PNI[22] is an important indicator for assessing malnutrition and has been extensively employed in evaluating the nutrition of GC patients[23,24]. Murakami et al[25] proposed that PNI can serve as a predictive indicator for postoperative complications in gastrointestinal surgery, with a PNI < 45 being associated with increased postoperative complications. In 2020, Sugawara et al[26] conducted a retrospective analysis of the clinical data of 309 elderly GC patients who underwent radical gastrectomy over a 10-year period. Patients were assessed for PNI scores both preoperatively and 6 months postoperatively, and then categorized into low PNI (< 45) and high PNI (≥ 45) groups. The impact of preoperative and postoperative PNI on the prognosis of elderly GC patients (≥ 75 years) was evaluated. The results showed that a low preoperative PNI was independently associated with a low OS. Multivariate analysis results all indicated that a low postoperative PNI was an independent risk factor of increased GC-related mortality (P = 0.002). In 2021, Zhang et al[27] explored the prognostic value of PNI in elderly GC surgery patients and demonstrated a significant difference in survival rates between the low PNI and high PNI groups, with the low PNI group showing significantly poorer prognosis than the high PNI group (P < 0.001). A high PNI was associated with a longer OS (HR 2.391; 95%CI: 1.652-3.461; P ≤ 0.001). In this study, preoperative PNI was identified as a crucial independent predictor of poor prognosis after radical gastrectomy in elderly GC patients, which can be used as a sensitive indicator of the prognosis of elderly patients undergoing gastrointestinal tumor surgery.

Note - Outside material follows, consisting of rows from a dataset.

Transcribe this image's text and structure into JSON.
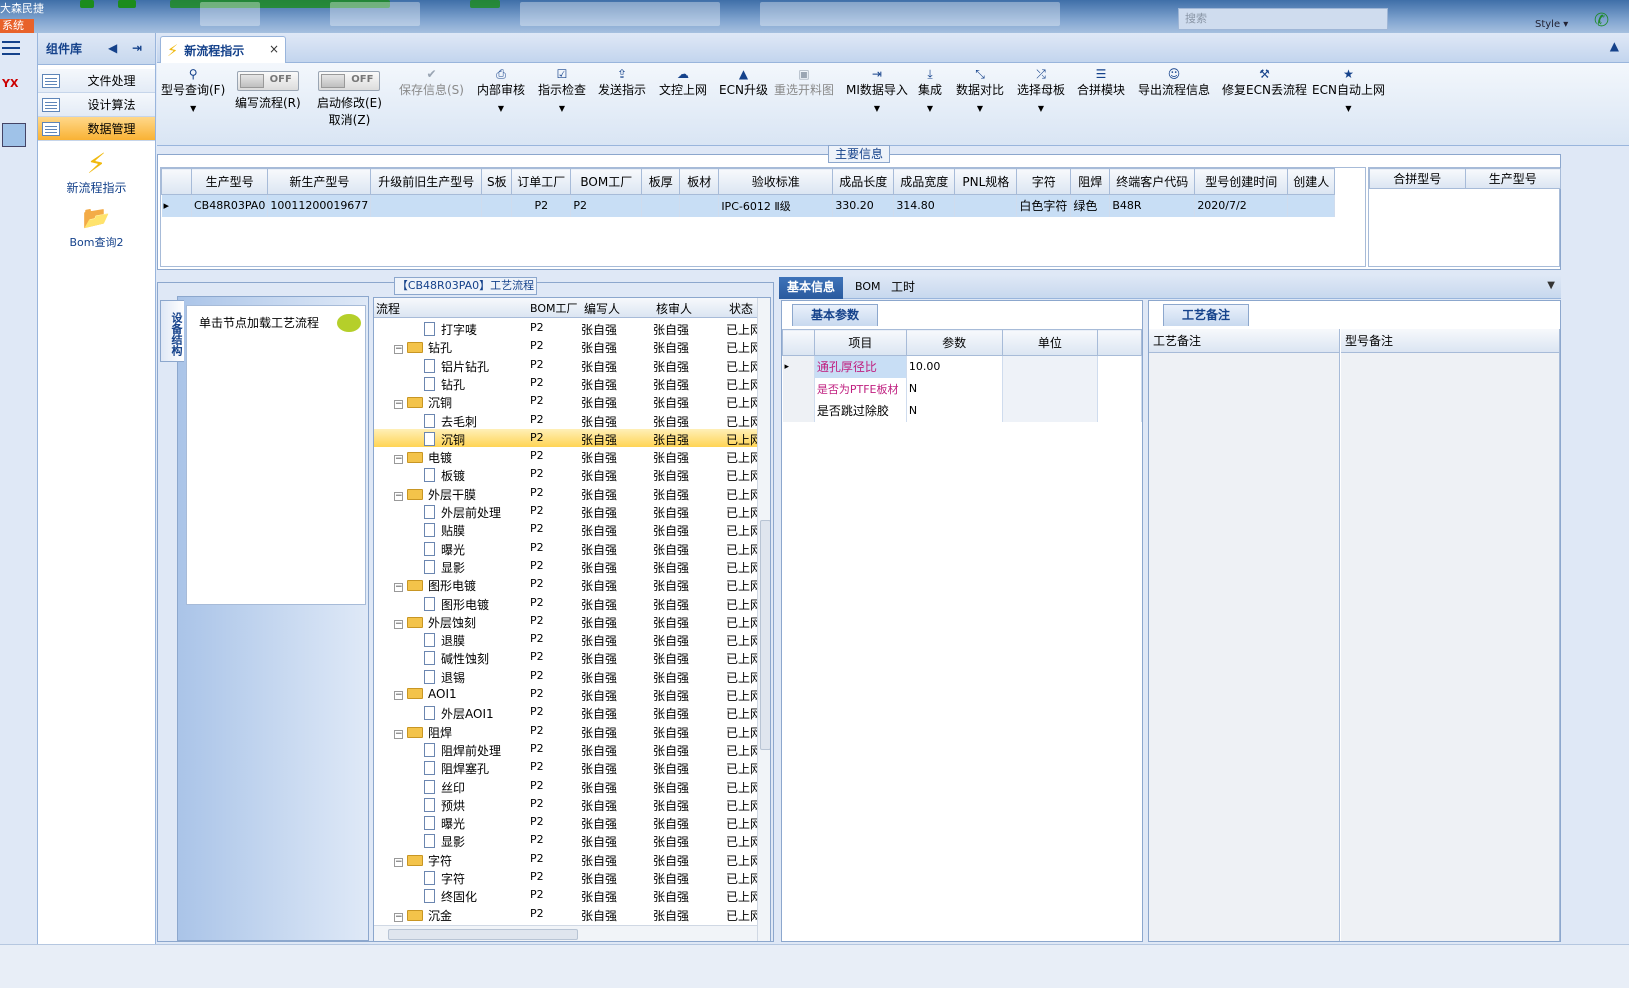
{
  "topbar": {
    "system_title": "大森民捷",
    "system_label": "系统",
    "search_placeholder": "搜索",
    "style_label": "Style ▾"
  },
  "component_panel": {
    "title": "组件库",
    "items": [
      {
        "label": "文件处理",
        "active": false
      },
      {
        "label": "设计算法",
        "active": false
      },
      {
        "label": "数据管理",
        "active": true
      }
    ],
    "sub_items": [
      {
        "label": "新流程指示",
        "icon": "lightning-icon"
      },
      {
        "label": "Bom查询2",
        "icon": "folder-icon"
      }
    ]
  },
  "tabs": [
    {
      "label": "新流程指示",
      "closable": true
    }
  ],
  "toolbar": {
    "buttons": [
      {
        "label": "型号查询(F)",
        "icon": "search-icon",
        "dropdown": true,
        "disabled": false
      },
      {
        "label": "编写流程(R)",
        "toggle": "OFF",
        "disabled": false
      },
      {
        "label": "启动修改(E)",
        "label2": "取消(Z)",
        "toggle": "OFF",
        "disabled": false
      },
      {
        "label": "保存信息(S)",
        "icon": "check-icon",
        "disabled": true
      },
      {
        "label": "内部审核",
        "icon": "printer-icon",
        "dropdown": true,
        "disabled": false
      },
      {
        "label": "指示检查",
        "icon": "checkbox-icon",
        "dropdown": true,
        "disabled": false
      },
      {
        "label": "发送指示",
        "icon": "upload-icon",
        "disabled": false
      },
      {
        "label": "文控上网",
        "icon": "cloud-upload-icon",
        "disabled": false
      },
      {
        "label": "ECN升级",
        "icon": "ecn-icon",
        "disabled": false
      },
      {
        "label": "重选开料图",
        "icon": "image-icon",
        "disabled": true
      },
      {
        "label": "MI数据导入",
        "icon": "import-icon",
        "dropdown": true,
        "disabled": false
      },
      {
        "label": "集成",
        "icon": "download-icon",
        "dropdown": true,
        "disabled": false
      },
      {
        "label": "数据对比",
        "icon": "compare-icon",
        "dropdown": true,
        "disabled": false
      },
      {
        "label": "选择母板",
        "icon": "shuffle-icon",
        "dropdown": true,
        "disabled": false
      },
      {
        "label": "合拼模块",
        "icon": "list-icon",
        "disabled": false
      },
      {
        "label": "导出流程信息",
        "icon": "smile-icon",
        "disabled": false
      },
      {
        "label": "修复ECN丢流程",
        "icon": "wrench-icon",
        "disabled": false
      },
      {
        "label": "ECN自动上网",
        "icon": "star-icon",
        "dropdown": true,
        "disabled": false
      }
    ]
  },
  "main_info": {
    "caption": "主要信息",
    "columns": [
      "生产型号",
      "新生产型号",
      "升级前旧生产型号",
      "S板",
      "订单工厂",
      "BOM工厂",
      "板厚",
      "板材",
      "验收标准",
      "成品长度",
      "成品宽度",
      "PNL规格",
      "字符",
      "阻焊",
      "终端客户代码",
      "型号创建时间",
      "创建人"
    ],
    "rows": [
      [
        "CB48R03PA0",
        "10011200019677",
        "",
        "",
        "P2",
        "P2",
        "",
        "",
        "IPC-6012 Ⅱ级",
        "330.20",
        "314.80",
        "",
        "白色字符",
        "绿色",
        "B48R",
        "2020/7/2",
        ""
      ]
    ],
    "side_columns": [
      "合拼型号",
      "生产型号"
    ]
  },
  "flow": {
    "caption": "【CB48R03PA0】工艺流程",
    "vertical_tab": "设备结构",
    "hint": "单击节点加载工艺流程",
    "columns": [
      "流程",
      "BOM工厂",
      "编写人",
      "核审人",
      "状态"
    ],
    "rows": [
      {
        "name": "打字唛",
        "level": 1,
        "bom": "P2",
        "writer": "张自强",
        "reviewer": "张自强",
        "status": "已上网"
      },
      {
        "name": "钻孔",
        "level": 0,
        "bom": "P2",
        "writer": "张自强",
        "reviewer": "张自强",
        "status": "已上网"
      },
      {
        "name": "铝片钻孔",
        "level": 1,
        "bom": "P2",
        "writer": "张自强",
        "reviewer": "张自强",
        "status": "已上网"
      },
      {
        "name": "钻孔",
        "level": 1,
        "bom": "P2",
        "writer": "张自强",
        "reviewer": "张自强",
        "status": "已上网"
      },
      {
        "name": "沉铜",
        "level": 0,
        "bom": "P2",
        "writer": "张自强",
        "reviewer": "张自强",
        "status": "已上网"
      },
      {
        "name": "去毛刺",
        "level": 1,
        "bom": "P2",
        "writer": "张自强",
        "reviewer": "张自强",
        "status": "已上网"
      },
      {
        "name": "沉铜",
        "level": 1,
        "bom": "P2",
        "writer": "张自强",
        "reviewer": "张自强",
        "status": "已上网",
        "selected": true
      },
      {
        "name": "电镀",
        "level": 0,
        "bom": "P2",
        "writer": "张自强",
        "reviewer": "张自强",
        "status": "已上网"
      },
      {
        "name": "板镀",
        "level": 1,
        "bom": "P2",
        "writer": "张自强",
        "reviewer": "张自强",
        "status": "已上网"
      },
      {
        "name": "外层干膜",
        "level": 0,
        "bom": "P2",
        "writer": "张自强",
        "reviewer": "张自强",
        "status": "已上网"
      },
      {
        "name": "外层前处理",
        "level": 1,
        "bom": "P2",
        "writer": "张自强",
        "reviewer": "张自强",
        "status": "已上网"
      },
      {
        "name": "贴膜",
        "level": 1,
        "bom": "P2",
        "writer": "张自强",
        "reviewer": "张自强",
        "status": "已上网"
      },
      {
        "name": "曝光",
        "level": 1,
        "bom": "P2",
        "writer": "张自强",
        "reviewer": "张自强",
        "status": "已上网"
      },
      {
        "name": "显影",
        "level": 1,
        "bom": "P2",
        "writer": "张自强",
        "reviewer": "张自强",
        "status": "已上网"
      },
      {
        "name": "图形电镀",
        "level": 0,
        "bom": "P2",
        "writer": "张自强",
        "reviewer": "张自强",
        "status": "已上网"
      },
      {
        "name": "图形电镀",
        "level": 1,
        "bom": "P2",
        "writer": "张自强",
        "reviewer": "张自强",
        "status": "已上网"
      },
      {
        "name": "外层蚀刻",
        "level": 0,
        "bom": "P2",
        "writer": "张自强",
        "reviewer": "张自强",
        "status": "已上网"
      },
      {
        "name": "退膜",
        "level": 1,
        "bom": "P2",
        "writer": "张自强",
        "reviewer": "张自强",
        "status": "已上网"
      },
      {
        "name": "碱性蚀刻",
        "level": 1,
        "bom": "P2",
        "writer": "张自强",
        "reviewer": "张自强",
        "status": "已上网"
      },
      {
        "name": "退锡",
        "level": 1,
        "bom": "P2",
        "writer": "张自强",
        "reviewer": "张自强",
        "status": "已上网"
      },
      {
        "name": "AOI1",
        "level": 0,
        "bom": "P2",
        "writer": "张自强",
        "reviewer": "张自强",
        "status": "已上网"
      },
      {
        "name": "外层AOI1",
        "level": 1,
        "bom": "P2",
        "writer": "张自强",
        "reviewer": "张自强",
        "status": "已上网"
      },
      {
        "name": "阻焊",
        "level": 0,
        "bom": "P2",
        "writer": "张自强",
        "reviewer": "张自强",
        "status": "已上网"
      },
      {
        "name": "阻焊前处理",
        "level": 1,
        "bom": "P2",
        "writer": "张自强",
        "reviewer": "张自强",
        "status": "已上网"
      },
      {
        "name": "阻焊塞孔",
        "level": 1,
        "bom": "P2",
        "writer": "张自强",
        "reviewer": "张自强",
        "status": "已上网"
      },
      {
        "name": "丝印",
        "level": 1,
        "bom": "P2",
        "writer": "张自强",
        "reviewer": "张自强",
        "status": "已上网"
      },
      {
        "name": "预烘",
        "level": 1,
        "bom": "P2",
        "writer": "张自强",
        "reviewer": "张自强",
        "status": "已上网"
      },
      {
        "name": "曝光",
        "level": 1,
        "bom": "P2",
        "writer": "张自强",
        "reviewer": "张自强",
        "status": "已上网"
      },
      {
        "name": "显影",
        "level": 1,
        "bom": "P2",
        "writer": "张自强",
        "reviewer": "张自强",
        "status": "已上网"
      },
      {
        "name": "字符",
        "level": 0,
        "bom": "P2",
        "writer": "张自强",
        "reviewer": "张自强",
        "status": "已上网"
      },
      {
        "name": "字符",
        "level": 1,
        "bom": "P2",
        "writer": "张自强",
        "reviewer": "张自强",
        "status": "已上网"
      },
      {
        "name": "终固化",
        "level": 1,
        "bom": "P2",
        "writer": "张自强",
        "reviewer": "张自强",
        "status": "已上网"
      },
      {
        "name": "沉金",
        "level": 0,
        "bom": "P2",
        "writer": "张自强",
        "reviewer": "张自强",
        "status": "已上网"
      }
    ]
  },
  "right_tabs": [
    {
      "label": "基本信息",
      "active": true
    },
    {
      "label": "BOM",
      "active": false
    },
    {
      "label": "工时",
      "active": false
    }
  ],
  "basic_params": {
    "group_label": "基本参数",
    "columns": [
      "项目",
      "参数",
      "单位"
    ],
    "rows": [
      {
        "item": "通孔厚径比",
        "value": "10.00",
        "unit": "",
        "item_color": "#c02080"
      },
      {
        "item": "是否为PTFE板材",
        "value": "N",
        "unit": "",
        "item_color": "#c02080"
      },
      {
        "item": "是否跳过除胶",
        "value": "N",
        "unit": "",
        "item_color": "#000000"
      }
    ]
  },
  "notes": {
    "group_label": "工艺备注",
    "columns": [
      "工艺备注",
      "型号备注"
    ]
  }
}
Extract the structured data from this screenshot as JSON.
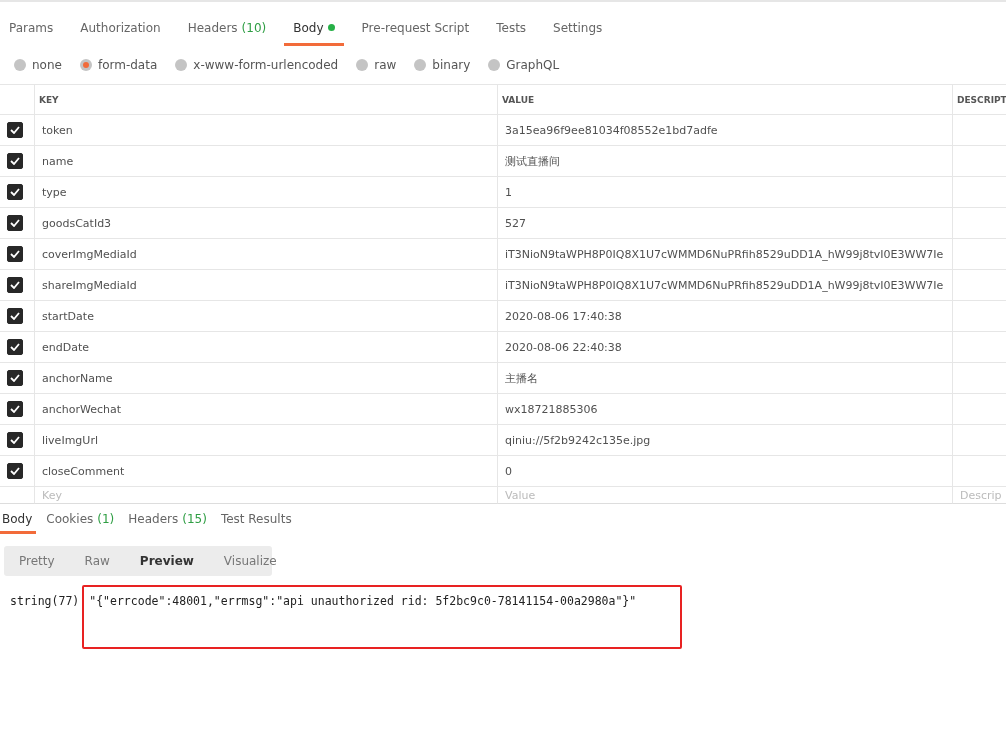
{
  "request_tabs": [
    {
      "label": "Params",
      "selected": false
    },
    {
      "label": "Authorization",
      "selected": false
    },
    {
      "label": "Headers",
      "count": "(10)",
      "selected": false
    },
    {
      "label": "Body",
      "dot": true,
      "selected": true
    },
    {
      "label": "Pre-request Script",
      "selected": false
    },
    {
      "label": "Tests",
      "selected": false
    },
    {
      "label": "Settings",
      "selected": false
    }
  ],
  "body_types": [
    {
      "label": "none",
      "selected": false
    },
    {
      "label": "form-data",
      "selected": true
    },
    {
      "label": "x-www-form-urlencoded",
      "selected": false
    },
    {
      "label": "raw",
      "selected": false
    },
    {
      "label": "binary",
      "selected": false
    },
    {
      "label": "GraphQL",
      "selected": false
    }
  ],
  "table": {
    "columns": [
      "KEY",
      "VALUE",
      "DESCRIPT"
    ],
    "rows": [
      {
        "checked": true,
        "key": "token",
        "value": "3a15ea96f9ee81034f08552e1bd7adfe"
      },
      {
        "checked": true,
        "key": "name",
        "value": "测试直播间"
      },
      {
        "checked": true,
        "key": "type",
        "value": "1"
      },
      {
        "checked": true,
        "key": "goodsCatId3",
        "value": "527"
      },
      {
        "checked": true,
        "key": "coverImgMediaId",
        "value": "iT3NioN9taWPH8P0IQ8X1U7cWMMD6NuPRfih8529uDD1A_hW99j8tvI0E3WW7Ie"
      },
      {
        "checked": true,
        "key": "shareImgMediaId",
        "value": "iT3NioN9taWPH8P0IQ8X1U7cWMMD6NuPRfih8529uDD1A_hW99j8tvI0E3WW7Ie"
      },
      {
        "checked": true,
        "key": "startDate",
        "value": "2020-08-06 17:40:38"
      },
      {
        "checked": true,
        "key": "endDate",
        "value": "2020-08-06 22:40:38"
      },
      {
        "checked": true,
        "key": "anchorName",
        "value": "主播名"
      },
      {
        "checked": true,
        "key": "anchorWechat",
        "value": "wx18721885306"
      },
      {
        "checked": true,
        "key": "liveImgUrl",
        "value": "qiniu://5f2b9242c135e.jpg"
      },
      {
        "checked": true,
        "key": "closeComment",
        "value": "0"
      }
    ],
    "new_row": {
      "key_placeholder": "Key",
      "value_placeholder": "Value",
      "description_placeholder": "Descrip"
    }
  },
  "response_tabs": [
    {
      "label": "Body",
      "selected": true
    },
    {
      "label": "Cookies",
      "count": "(1)",
      "selected": false
    },
    {
      "label": "Headers",
      "count": "(15)",
      "selected": false
    },
    {
      "label": "Test Results",
      "selected": false
    }
  ],
  "view_modes": [
    {
      "label": "Pretty",
      "selected": false
    },
    {
      "label": "Raw",
      "selected": false
    },
    {
      "label": "Preview",
      "selected": true
    },
    {
      "label": "Visualize",
      "selected": false
    }
  ],
  "response": {
    "prefix": "string(77)",
    "body": "\"{\"errcode\":48001,\"errmsg\":\"api unauthorized rid: 5f2bc9c0-78141154-00a2980a\"}\"",
    "highlighted": true
  }
}
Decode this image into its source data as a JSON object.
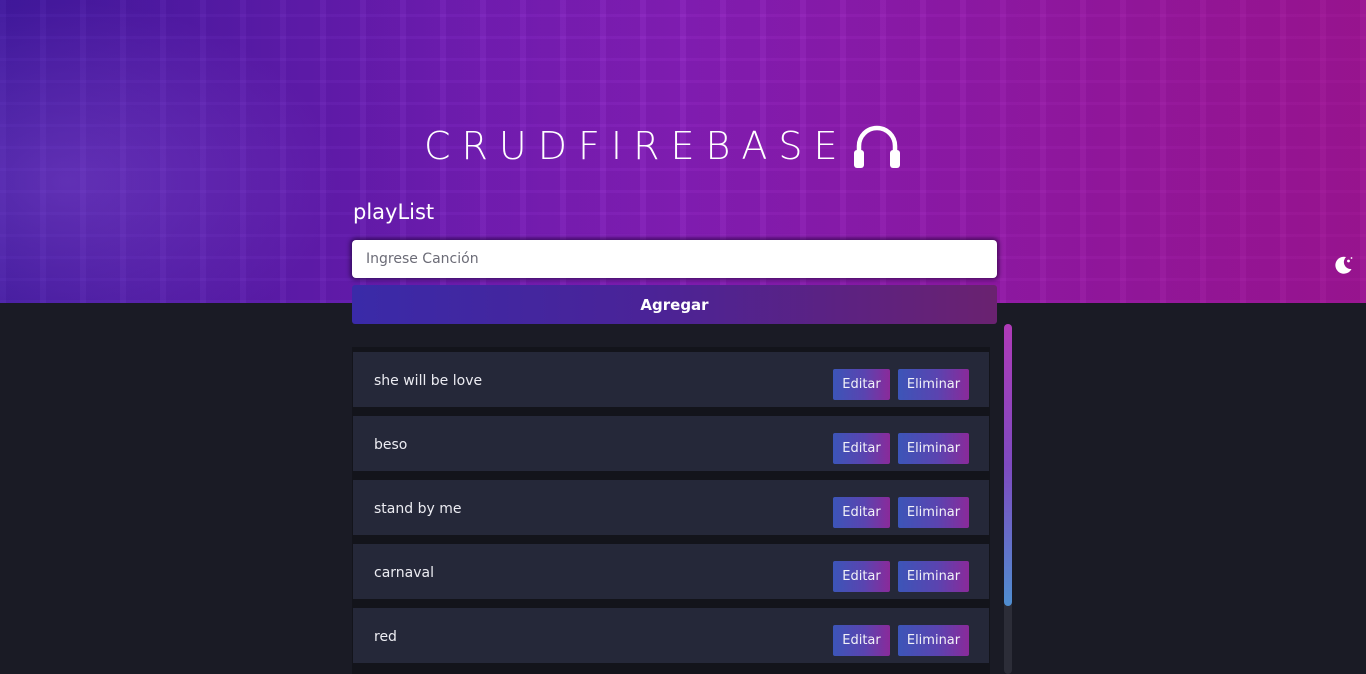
{
  "header": {
    "logo_text": "CRUDFIREBASE",
    "logo_icon": "headphones-icon",
    "subtitle": "playList"
  },
  "form": {
    "input_placeholder": "Ingrese Canción",
    "input_value": "",
    "add_label": "Agregar"
  },
  "theme_toggle_icon": "moon-star-icon",
  "songs": [
    {
      "title": "she will be love",
      "edit_label": "Editar",
      "delete_label": "Eliminar"
    },
    {
      "title": "beso",
      "edit_label": "Editar",
      "delete_label": "Eliminar"
    },
    {
      "title": "stand by me",
      "edit_label": "Editar",
      "delete_label": "Eliminar"
    },
    {
      "title": "carnaval",
      "edit_label": "Editar",
      "delete_label": "Eliminar"
    },
    {
      "title": "red",
      "edit_label": "Editar",
      "delete_label": "Eliminar"
    }
  ],
  "colors": {
    "page_background": "#1a1b25",
    "item_background": "#252839",
    "accent_purple": "#8f1ab0",
    "accent_blue": "#3c55b8"
  }
}
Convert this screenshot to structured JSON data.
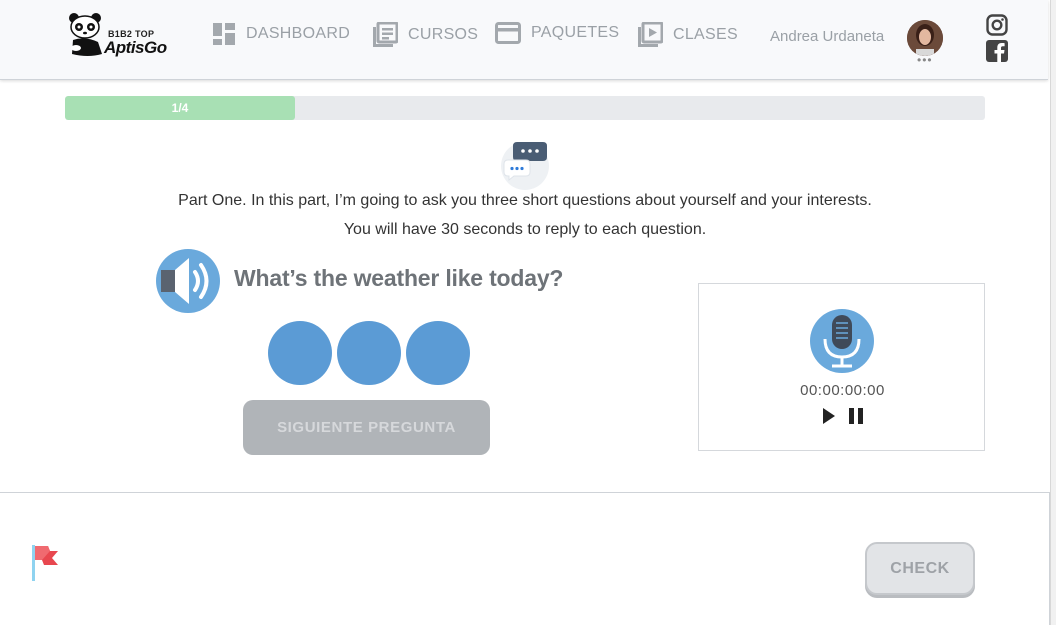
{
  "header": {
    "logo": {
      "tagline": "B1B2 TOP",
      "brand": "AptisGo"
    },
    "nav": [
      {
        "label": "DASHBOARD",
        "icon": "dashboard-icon"
      },
      {
        "label": "CURSOS",
        "icon": "courses-icon"
      },
      {
        "label": "PAQUETES",
        "icon": "card-icon"
      },
      {
        "label": "CLASES",
        "icon": "video-library-icon"
      }
    ],
    "user": {
      "name": "Andrea Urdaneta",
      "menu_dots": "•••"
    },
    "social": [
      "instagram-icon",
      "facebook-icon"
    ]
  },
  "progress": {
    "label": "1/4",
    "value": 0.25
  },
  "instructions": {
    "line1": "Part One. In this part, I’m going to ask you three short questions about yourself and your interests.",
    "line2": "You will have 30 seconds to reply to each question."
  },
  "question": {
    "text": "What’s the weather like today?"
  },
  "next_button": {
    "label": "SIGUIENTE PREGUNTA"
  },
  "recorder": {
    "timer": "00:00:00:00"
  },
  "footer": {
    "check_label": "CHECK"
  },
  "colors": {
    "accent_blue": "#5b9bd5",
    "progress_green": "#a8e0b4",
    "nav_gray": "#9aa0a6"
  }
}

However, the mechanisms of low PNI in affecting the patient's survival are unclear and may involve the following several factors. PNI reflects the body's immune status, and GC patients may experience a systemic inflammatory response after surgery. Furthermore, tumor cells themselves may have immune escape mechanisms, and the reduced immunity further leads to a decrease in the body's ability to recognize and kill tumor cells[28]. In the future, more studies are needed to explore these mechanisms. Additionally, the manuscript does not propose specific measures to improve the malnutrition status of GC patients, which requires further elaboration.